MCP Server
vibecop includes a built-in MCP (Model Context Protocol) server that exposes scan, check, and explain tools over stdio transport. This enables integration with any MCP-compatible AI coding tool.
Starting the Server
vibecop serveThe server starts on stdio (standard input/output) and logs status messages to stderr. It runs until terminated with SIGINT or SIGTERM.
MCP Client Configuration
Configure your MCP client to connect to vibecop:
{ "mcpServers": { "vibecop": { "command": "npx", "args": ["vibecop", "serve"] } }}Available Tools
The MCP server exposes three tools:
vibecop_scan
Scan a directory for AI code quality issues.
Parameters:
| Parameter | Type | Required | Default | Description |
|---|---|---|---|---|
path | string | No | Current working directory | Directory to scan |
maxFindings | number | No | 50 | Maximum findings to return |
Response: JSON object with findings, filesScanned, and errors arrays.
vibecop_check
Check a single file for AI code quality issues.
Parameters:
| Parameter | Type | Required | Default | Description |
|---|---|---|---|---|
file_path | string | Yes | — | Absolute or relative path to the file |
maxFindings | number | No | 50 | Maximum findings to return |
Response: JSON object with findings, filesScanned, and errors arrays.
vibecop_explain
Get detailed information about what a specific detector checks for.
Parameters:
| Parameter | Type | Required | Description |
|---|---|---|---|
detector_id | string | Yes | The detector ID (e.g., unsafe-shell-exec, god-function) |
Response: JSON object with id, name, description, severity, category, and languages.
If the detector ID is not found, returns an error with the list of all available detector IDs.
Tool-Specific Setup
Continue.dev
Add to .continue/config.json:
{ "mcpServers": [ { "name": "vibecop", "command": "npx", "args": ["vibecop", "serve"] } ]}Amazon Q
Configure the MCP server in your Amazon Q developer settings:
{ "mcpServers": { "vibecop": { "command": "npx", "args": ["vibecop", "serve"] } }}Zed
Add to your Zed MCP settings:
{ "mcpServers": { "vibecop": { "command": "npx", "args": ["vibecop", "serve"] } }}Architecture
The MCP server is built on the @modelcontextprotocol/sdk package and uses stdio transport (JSON-RPC over stdin/stdout).
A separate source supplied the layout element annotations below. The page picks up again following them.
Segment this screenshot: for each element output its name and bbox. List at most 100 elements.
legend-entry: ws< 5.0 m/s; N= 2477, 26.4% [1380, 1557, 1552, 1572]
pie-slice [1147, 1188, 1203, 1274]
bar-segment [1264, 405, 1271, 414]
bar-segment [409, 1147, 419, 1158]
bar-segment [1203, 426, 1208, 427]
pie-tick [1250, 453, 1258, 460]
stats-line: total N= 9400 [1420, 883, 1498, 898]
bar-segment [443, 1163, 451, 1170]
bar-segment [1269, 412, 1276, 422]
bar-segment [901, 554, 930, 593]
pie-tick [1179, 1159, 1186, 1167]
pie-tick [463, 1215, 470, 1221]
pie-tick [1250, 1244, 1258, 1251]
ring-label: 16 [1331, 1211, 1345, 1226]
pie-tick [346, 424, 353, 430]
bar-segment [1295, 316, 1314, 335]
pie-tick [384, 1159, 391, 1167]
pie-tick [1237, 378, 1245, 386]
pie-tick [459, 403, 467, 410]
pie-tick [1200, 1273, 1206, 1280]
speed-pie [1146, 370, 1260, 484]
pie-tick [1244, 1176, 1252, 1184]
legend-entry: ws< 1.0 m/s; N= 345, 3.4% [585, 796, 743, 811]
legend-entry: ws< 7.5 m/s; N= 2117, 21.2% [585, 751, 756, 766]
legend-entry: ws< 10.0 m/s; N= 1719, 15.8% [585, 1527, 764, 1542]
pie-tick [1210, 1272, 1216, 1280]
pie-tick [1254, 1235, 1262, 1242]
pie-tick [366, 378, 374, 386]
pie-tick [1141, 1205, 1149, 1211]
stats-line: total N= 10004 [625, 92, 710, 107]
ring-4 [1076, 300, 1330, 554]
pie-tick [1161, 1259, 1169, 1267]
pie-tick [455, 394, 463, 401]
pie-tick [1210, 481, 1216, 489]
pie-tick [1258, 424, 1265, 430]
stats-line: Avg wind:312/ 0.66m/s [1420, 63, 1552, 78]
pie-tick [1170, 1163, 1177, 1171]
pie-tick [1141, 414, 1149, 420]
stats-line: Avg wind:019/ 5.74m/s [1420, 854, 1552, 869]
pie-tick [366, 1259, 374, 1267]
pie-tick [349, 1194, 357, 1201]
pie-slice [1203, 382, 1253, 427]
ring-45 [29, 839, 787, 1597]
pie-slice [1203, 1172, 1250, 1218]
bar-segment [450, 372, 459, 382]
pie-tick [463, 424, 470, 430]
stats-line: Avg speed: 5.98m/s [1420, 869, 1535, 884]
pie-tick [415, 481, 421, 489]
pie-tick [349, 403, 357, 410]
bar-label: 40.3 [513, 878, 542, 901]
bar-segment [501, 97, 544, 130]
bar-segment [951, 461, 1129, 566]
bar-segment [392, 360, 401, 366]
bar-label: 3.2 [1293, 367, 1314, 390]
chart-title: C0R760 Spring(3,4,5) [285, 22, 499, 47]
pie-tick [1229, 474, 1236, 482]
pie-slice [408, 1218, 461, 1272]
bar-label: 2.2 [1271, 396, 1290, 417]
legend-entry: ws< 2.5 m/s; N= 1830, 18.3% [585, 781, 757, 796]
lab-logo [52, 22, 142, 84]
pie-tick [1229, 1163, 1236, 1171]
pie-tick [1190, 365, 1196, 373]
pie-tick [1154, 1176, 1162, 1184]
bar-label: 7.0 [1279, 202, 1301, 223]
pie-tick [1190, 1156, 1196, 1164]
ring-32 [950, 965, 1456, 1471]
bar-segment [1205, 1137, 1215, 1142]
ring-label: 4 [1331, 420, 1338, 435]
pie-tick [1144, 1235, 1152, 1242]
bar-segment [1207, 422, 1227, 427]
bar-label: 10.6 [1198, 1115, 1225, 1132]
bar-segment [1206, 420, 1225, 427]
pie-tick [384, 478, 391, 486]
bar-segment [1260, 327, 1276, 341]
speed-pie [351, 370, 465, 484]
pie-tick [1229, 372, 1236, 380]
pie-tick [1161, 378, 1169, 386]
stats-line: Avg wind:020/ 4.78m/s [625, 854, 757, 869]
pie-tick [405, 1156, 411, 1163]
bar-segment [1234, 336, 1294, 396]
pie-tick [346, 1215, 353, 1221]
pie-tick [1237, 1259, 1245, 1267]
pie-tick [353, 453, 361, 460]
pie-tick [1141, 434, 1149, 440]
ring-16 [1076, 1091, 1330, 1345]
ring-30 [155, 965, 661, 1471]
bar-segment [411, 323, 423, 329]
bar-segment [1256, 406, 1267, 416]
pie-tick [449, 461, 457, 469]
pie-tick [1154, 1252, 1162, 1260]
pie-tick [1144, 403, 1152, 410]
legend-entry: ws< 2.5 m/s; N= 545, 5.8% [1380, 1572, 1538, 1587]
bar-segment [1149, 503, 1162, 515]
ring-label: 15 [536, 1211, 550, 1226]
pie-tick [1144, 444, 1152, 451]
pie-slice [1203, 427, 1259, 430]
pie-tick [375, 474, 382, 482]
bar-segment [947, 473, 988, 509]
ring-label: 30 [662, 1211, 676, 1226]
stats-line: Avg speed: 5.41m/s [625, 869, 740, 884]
It reuses the same scan() and checkFile() engine functions as the CLI.
MCP Client (Continue.dev / Amazon Q / Zed) ↕ JSON-RPC over stdiovibecop MCP Server → vibecop_scan → engine.scan() → vibecop_check → engine.checkFile() → vibecop_explain → detector metadata lookupThe server handles graceful shutdown on SIGINT and SIGTERM. All logging goes to stderr so it does not interfere with the MCP protocol on stdout.
When to Use MCP vs Hooks
| Criteria | MCP Server (Tier 3) | Hooks (Tier 1) |
|---|---|---|
| Tool support | Any MCP client | Tool-specific hooks |
| Invocation | On-demand by agent | Automatic on file edit |
| Blocking | Agent-controlled | Deterministic (exit code) |
| Best for | MCP-native tools | Claude Code, Cursor |
Use the MCP server when your tool supports MCP natively (Continue.dev, Amazon Q, Zed). Use hooks when your tool supports them (Claude Code, Cursor, Codex CLI) — hooks provide stronger guarantees because they execute deterministically.